Wired reports, ” Uber says it is testing these special features in four cities for now—Chicago, Los Angeles, San Francisco, and Washington, D.C.—but if the trial run goes well, the updates could roll out nationwide in as little as two weeks.”

Sign language is something that we feel can be extremely practical and on an awesome scale of 1 to Michael Phelps, it scores 20. Provided you know what you are saying and you aren’t standing in front of a camera broadcasting live around the world. Not to point any fingers or anything but the interpreter at the Nelson Mandela memorial was two fat dogs trying to get through the same dog door hilarious. Although there is something painfully romantic in having a conversation in sign language while everyone else in the club spits in each other’s face.

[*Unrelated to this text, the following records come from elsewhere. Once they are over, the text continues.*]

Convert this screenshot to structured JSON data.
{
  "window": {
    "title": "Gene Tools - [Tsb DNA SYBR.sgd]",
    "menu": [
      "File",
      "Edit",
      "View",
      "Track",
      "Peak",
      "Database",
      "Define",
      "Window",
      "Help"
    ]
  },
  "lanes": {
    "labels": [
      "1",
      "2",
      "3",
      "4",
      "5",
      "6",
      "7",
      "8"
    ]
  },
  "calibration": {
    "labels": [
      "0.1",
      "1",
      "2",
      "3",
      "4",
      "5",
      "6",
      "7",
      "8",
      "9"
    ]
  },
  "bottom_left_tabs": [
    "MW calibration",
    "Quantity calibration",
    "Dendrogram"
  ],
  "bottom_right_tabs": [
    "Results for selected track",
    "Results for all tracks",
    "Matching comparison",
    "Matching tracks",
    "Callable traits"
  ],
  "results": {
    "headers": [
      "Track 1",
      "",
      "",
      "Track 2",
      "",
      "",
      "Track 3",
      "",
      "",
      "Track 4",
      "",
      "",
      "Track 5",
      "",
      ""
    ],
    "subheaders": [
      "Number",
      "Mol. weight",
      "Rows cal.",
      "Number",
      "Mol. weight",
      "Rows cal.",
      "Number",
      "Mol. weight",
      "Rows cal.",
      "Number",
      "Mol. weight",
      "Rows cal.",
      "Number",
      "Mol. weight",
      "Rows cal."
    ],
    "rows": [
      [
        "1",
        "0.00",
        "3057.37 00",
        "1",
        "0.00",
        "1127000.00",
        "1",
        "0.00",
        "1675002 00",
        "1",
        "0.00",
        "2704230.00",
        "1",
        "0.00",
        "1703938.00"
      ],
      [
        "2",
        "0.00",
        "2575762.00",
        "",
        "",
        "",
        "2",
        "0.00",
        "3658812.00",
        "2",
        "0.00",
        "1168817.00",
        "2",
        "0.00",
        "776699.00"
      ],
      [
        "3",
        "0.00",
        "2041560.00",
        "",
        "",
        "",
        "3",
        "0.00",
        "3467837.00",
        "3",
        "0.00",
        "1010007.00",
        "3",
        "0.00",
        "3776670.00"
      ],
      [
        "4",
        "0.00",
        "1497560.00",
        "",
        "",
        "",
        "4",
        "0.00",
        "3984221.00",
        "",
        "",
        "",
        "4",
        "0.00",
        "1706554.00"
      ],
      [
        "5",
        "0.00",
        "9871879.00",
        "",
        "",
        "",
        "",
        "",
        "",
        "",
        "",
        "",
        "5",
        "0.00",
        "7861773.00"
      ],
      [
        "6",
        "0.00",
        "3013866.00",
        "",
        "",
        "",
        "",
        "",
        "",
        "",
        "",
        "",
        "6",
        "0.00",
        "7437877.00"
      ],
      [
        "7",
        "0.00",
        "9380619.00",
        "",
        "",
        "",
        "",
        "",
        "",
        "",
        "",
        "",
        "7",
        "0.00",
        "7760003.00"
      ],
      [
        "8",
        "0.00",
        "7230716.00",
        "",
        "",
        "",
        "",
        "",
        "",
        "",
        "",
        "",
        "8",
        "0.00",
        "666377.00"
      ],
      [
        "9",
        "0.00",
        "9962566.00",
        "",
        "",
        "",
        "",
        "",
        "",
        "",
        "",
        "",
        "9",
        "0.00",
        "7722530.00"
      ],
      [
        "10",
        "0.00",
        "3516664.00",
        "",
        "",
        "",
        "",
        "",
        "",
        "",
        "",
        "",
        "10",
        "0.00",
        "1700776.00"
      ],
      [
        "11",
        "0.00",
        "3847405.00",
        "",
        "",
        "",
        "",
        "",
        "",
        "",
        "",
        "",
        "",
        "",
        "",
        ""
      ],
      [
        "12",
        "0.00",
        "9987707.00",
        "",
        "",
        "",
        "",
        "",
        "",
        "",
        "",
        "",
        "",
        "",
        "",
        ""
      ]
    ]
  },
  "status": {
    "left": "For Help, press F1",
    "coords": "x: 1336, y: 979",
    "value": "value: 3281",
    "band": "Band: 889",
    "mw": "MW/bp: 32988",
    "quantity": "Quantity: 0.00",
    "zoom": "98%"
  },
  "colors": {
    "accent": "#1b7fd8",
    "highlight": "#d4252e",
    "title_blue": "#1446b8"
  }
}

I feel comfortable knowing that Uber is taking the necessary steps to improve their hard of hearing driver’s experience; perhaps this is just a drop of effort in the ocean of failed contact points with the disabled community. Wired has reported cases of guide dogs not being able to ride shotgun or at all, in fact and another case of a women in a wheelchair not being  able to receive the service.
Uber argued that as a technology company, it is not subject to laws regulating public transit and other transportation providers, such as the Americans with Disabilities Act.

Uber announced that the new features are being tested in select cities, which include Washington D.C., San Francisco, Los Angeles and Chicago. However, the company is hoping to roll out the latest features to other locations in the near term.